Le. Big. Ass. Sigh.
Lately, I have been feeling like a big ass trashcan. It is not a good feeling. There are people in my life that have been dumping on me and dumping on me. For whatever reason, I keep taking it and taking it. Why? I'm not sure. Maybe it's because I consider the people friends. But whatever the reason, my tolerance is growing smaller by the second.
By profession, I get dumped on for eight hours a day. People don't call the chaplain when they have good news to share, only when they are stressed and distressed. So, the last thing I feel I need is people dumping on me in my personal life. Yet, it happens. I don't know how to stop it. I would like more than anything to tell the world to eff off.
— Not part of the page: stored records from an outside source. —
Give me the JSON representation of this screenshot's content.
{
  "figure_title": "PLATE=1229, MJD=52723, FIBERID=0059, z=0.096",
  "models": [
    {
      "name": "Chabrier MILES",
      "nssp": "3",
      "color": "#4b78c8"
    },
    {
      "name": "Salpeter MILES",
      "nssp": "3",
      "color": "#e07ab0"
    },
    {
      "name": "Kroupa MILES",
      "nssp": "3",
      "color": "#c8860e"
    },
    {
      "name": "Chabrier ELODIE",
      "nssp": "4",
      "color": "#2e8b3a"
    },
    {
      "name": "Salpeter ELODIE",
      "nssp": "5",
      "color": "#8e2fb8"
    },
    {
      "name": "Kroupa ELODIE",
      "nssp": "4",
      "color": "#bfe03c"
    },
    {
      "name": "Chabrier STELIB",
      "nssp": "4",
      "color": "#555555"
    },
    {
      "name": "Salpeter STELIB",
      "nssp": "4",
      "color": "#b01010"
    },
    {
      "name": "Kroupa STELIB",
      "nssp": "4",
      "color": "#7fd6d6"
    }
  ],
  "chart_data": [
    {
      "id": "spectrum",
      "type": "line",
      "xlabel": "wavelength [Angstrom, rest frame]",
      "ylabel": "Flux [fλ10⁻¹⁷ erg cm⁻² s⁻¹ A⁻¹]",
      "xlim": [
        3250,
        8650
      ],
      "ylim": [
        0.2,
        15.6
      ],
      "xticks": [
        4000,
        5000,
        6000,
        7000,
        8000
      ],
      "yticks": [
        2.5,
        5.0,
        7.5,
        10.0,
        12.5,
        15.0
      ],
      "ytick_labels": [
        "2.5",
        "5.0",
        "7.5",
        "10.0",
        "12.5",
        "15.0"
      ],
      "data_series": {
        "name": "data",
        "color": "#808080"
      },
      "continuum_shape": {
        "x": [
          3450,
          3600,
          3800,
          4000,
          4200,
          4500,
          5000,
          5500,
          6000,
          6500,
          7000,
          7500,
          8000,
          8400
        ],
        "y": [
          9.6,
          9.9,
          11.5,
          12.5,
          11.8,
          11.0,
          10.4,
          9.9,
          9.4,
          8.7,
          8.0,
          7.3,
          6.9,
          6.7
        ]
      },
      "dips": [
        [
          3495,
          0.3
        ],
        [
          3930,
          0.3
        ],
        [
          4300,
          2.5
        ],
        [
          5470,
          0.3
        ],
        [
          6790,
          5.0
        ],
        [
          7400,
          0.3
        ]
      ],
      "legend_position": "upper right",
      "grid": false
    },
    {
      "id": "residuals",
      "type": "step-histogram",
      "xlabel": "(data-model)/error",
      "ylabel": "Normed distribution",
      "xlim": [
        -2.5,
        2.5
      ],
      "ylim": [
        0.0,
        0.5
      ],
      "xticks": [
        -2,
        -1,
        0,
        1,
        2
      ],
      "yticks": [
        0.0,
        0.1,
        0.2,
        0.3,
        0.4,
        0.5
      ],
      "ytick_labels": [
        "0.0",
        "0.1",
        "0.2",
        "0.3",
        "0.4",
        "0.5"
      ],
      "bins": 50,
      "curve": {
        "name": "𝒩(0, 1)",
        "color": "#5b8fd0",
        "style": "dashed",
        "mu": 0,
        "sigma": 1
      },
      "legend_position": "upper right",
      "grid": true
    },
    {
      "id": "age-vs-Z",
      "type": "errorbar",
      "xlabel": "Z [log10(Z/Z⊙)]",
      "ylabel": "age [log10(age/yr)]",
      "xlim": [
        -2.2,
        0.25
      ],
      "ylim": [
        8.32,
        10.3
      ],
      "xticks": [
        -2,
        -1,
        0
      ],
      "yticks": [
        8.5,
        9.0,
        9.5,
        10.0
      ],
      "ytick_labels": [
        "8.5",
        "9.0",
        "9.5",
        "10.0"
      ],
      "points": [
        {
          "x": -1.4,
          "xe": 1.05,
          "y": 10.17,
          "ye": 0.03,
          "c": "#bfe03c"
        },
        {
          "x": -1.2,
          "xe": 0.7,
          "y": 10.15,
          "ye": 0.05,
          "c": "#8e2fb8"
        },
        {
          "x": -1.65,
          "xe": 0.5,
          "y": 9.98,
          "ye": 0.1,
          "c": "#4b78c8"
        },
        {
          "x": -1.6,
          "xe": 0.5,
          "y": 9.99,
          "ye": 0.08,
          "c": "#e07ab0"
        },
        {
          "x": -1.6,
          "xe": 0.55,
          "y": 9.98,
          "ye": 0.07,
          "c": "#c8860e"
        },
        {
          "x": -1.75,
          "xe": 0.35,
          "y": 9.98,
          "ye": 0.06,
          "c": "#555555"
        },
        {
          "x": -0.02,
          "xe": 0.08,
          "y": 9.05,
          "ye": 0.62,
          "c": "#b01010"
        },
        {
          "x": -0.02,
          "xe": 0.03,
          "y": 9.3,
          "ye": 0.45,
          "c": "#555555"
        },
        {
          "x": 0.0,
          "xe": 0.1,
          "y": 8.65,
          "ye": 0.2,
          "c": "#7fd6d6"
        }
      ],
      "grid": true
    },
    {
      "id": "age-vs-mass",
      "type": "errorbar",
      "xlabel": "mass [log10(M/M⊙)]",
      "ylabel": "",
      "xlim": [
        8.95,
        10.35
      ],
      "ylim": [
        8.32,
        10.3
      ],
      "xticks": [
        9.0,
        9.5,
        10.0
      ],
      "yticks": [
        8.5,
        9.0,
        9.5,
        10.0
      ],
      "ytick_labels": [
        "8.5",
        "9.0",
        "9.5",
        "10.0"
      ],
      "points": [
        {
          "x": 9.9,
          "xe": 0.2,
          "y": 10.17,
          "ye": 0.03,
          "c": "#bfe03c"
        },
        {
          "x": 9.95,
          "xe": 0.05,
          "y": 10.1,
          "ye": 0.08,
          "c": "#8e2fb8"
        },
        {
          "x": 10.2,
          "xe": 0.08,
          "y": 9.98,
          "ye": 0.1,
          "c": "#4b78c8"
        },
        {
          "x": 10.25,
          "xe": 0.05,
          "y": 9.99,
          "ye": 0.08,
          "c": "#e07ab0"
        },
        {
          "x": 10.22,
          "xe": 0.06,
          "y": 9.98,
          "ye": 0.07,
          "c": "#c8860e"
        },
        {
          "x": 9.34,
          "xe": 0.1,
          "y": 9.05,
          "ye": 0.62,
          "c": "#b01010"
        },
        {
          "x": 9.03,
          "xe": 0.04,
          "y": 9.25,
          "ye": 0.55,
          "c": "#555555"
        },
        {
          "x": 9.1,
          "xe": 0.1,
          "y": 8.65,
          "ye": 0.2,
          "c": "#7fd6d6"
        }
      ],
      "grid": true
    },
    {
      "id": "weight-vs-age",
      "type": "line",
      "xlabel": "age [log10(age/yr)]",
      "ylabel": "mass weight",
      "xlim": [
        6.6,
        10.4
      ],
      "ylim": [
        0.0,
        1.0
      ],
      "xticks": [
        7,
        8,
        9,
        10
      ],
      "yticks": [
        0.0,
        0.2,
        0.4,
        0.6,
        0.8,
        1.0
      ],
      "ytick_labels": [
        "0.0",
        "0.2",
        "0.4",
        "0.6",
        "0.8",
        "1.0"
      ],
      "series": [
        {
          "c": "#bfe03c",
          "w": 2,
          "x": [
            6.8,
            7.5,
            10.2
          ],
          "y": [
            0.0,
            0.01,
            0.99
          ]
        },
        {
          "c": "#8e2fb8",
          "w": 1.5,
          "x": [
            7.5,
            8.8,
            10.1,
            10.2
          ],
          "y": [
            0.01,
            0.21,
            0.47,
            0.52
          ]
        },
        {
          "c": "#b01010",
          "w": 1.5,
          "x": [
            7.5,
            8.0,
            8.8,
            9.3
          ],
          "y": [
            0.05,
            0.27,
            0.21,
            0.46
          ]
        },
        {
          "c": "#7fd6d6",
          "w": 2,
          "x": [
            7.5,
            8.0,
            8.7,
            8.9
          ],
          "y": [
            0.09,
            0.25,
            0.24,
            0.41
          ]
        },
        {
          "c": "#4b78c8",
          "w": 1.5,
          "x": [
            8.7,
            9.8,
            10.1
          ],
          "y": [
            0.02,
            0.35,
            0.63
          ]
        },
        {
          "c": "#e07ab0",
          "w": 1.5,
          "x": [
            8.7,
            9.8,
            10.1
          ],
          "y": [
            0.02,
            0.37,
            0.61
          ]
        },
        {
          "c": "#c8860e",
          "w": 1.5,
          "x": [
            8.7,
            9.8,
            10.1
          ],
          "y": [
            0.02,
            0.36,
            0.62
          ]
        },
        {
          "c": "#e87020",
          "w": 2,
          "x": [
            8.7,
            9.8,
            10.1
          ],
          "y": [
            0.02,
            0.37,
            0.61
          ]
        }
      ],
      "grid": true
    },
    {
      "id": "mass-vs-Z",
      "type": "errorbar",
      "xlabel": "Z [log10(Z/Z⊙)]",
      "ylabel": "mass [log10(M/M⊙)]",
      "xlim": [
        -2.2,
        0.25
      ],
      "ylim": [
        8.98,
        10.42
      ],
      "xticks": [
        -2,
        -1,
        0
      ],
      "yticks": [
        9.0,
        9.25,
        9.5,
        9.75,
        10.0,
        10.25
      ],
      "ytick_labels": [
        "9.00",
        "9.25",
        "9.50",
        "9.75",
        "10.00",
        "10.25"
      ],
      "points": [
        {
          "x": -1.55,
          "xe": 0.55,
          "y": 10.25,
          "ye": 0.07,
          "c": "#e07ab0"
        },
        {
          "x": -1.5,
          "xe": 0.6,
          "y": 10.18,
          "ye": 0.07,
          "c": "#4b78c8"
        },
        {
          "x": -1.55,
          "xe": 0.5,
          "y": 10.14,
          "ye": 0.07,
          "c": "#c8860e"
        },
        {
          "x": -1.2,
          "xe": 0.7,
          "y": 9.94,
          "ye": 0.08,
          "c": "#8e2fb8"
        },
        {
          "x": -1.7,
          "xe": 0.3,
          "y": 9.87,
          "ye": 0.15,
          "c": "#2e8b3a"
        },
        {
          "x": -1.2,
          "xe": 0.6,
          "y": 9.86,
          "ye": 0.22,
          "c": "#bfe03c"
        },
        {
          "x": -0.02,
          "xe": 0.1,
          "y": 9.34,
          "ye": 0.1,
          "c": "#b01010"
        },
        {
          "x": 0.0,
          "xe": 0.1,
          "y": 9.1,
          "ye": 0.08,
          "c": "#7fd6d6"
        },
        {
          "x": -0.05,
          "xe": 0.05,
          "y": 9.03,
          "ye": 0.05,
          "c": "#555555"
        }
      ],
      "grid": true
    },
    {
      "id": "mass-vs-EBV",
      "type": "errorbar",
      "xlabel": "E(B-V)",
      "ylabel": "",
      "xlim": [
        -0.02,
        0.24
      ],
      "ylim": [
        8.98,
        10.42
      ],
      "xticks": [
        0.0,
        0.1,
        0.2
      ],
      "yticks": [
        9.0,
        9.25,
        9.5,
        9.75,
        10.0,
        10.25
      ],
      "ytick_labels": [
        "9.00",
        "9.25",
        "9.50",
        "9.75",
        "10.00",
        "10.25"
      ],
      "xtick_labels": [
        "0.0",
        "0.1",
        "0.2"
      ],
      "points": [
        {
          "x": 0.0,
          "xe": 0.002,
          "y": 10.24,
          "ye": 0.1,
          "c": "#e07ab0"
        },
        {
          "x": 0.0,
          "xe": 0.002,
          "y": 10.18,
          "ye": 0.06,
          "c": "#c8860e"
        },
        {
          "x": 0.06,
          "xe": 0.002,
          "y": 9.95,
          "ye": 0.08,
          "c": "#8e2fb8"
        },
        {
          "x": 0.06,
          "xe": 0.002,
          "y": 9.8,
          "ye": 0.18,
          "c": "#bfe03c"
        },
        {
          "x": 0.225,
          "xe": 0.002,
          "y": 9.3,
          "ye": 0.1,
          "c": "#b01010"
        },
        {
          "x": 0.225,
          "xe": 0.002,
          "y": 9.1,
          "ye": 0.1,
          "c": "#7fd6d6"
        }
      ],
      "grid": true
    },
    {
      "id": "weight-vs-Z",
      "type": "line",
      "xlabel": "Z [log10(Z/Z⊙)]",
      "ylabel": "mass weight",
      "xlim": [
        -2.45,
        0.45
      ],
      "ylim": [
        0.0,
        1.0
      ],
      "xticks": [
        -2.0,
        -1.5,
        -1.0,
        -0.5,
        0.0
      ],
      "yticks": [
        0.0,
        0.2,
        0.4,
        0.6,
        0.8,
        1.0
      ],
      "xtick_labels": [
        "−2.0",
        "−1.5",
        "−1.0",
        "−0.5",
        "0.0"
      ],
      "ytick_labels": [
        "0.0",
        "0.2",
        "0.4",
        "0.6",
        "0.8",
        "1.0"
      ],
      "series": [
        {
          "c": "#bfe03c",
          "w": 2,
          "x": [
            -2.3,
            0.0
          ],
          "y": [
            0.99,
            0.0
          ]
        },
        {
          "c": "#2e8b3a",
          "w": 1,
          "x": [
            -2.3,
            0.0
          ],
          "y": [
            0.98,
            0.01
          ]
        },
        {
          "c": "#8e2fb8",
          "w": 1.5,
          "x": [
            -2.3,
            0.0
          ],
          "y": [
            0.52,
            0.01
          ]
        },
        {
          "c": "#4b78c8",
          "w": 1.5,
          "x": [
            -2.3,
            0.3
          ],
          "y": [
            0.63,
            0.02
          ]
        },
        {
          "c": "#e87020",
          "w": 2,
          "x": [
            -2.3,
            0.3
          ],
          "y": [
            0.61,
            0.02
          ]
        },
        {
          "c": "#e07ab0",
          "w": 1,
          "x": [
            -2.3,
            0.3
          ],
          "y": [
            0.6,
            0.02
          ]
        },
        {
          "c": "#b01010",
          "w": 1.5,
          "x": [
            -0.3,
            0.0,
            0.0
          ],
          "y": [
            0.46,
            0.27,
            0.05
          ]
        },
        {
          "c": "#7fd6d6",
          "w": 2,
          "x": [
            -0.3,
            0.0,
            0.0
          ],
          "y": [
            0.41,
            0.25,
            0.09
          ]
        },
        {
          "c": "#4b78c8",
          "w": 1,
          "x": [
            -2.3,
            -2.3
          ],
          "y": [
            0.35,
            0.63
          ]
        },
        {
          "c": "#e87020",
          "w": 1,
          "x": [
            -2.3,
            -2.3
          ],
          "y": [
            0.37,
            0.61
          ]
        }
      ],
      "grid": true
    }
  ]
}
When I sat down and thought about it, I don't have anyone in my daily life that is edifying me. I just have people taking from me and dumping on me. I am starting to hate the phrase "so, how about..." because I know a long diatribe is coming. I stress when my friends stress. Even more when I know they are wanting counsel and advice from me.
I have nobody in my daily life that I can just be me around. Can I please be Fox? Just Fox. Not Rev Fox. Not Chaplain Fox. Just Fox. Can I have somebody ask about my day and actually listen for the answer? I feel like everybody wants something from me. Sometimes I just wanna be left alone.
What I hear from these conversation is "I need, I need, I need", so I try to give and give. But, as I tweeted on Friday, I am running on vapor. There is something wrong with being so dead tired and emotionally spent that I am going to bed at 7:00p. The really sad and disturbing part is that I wake up exhausted too. My mind is so busy that my sleep isn't restful.
The balance in my life is off and this libra can't take it. I crave peace and balance. I'm so much on edge that even my dog tip-toes around me. I'm not carrying good energy. Like now, I wanna be sleep and my eye lids are heavy. However, my mind is racing. One day, I'm gonna grow enough balls to turn my phone off and go off the grid for a day because this shit
Makes. No. Sense.
I have so been in this place! I actually wrote a post called "Captain Save the World" because I was literally the go-to person for everyone. Not to mention, none of these people cared to see about me. Amazingly and to no surprise, people are extremely self absorbed. Those same people are attracted to people such as ourselves, who will sit and listen to them pour over and over their own issues, as we internally battle over our own. *sigh* Best wishes!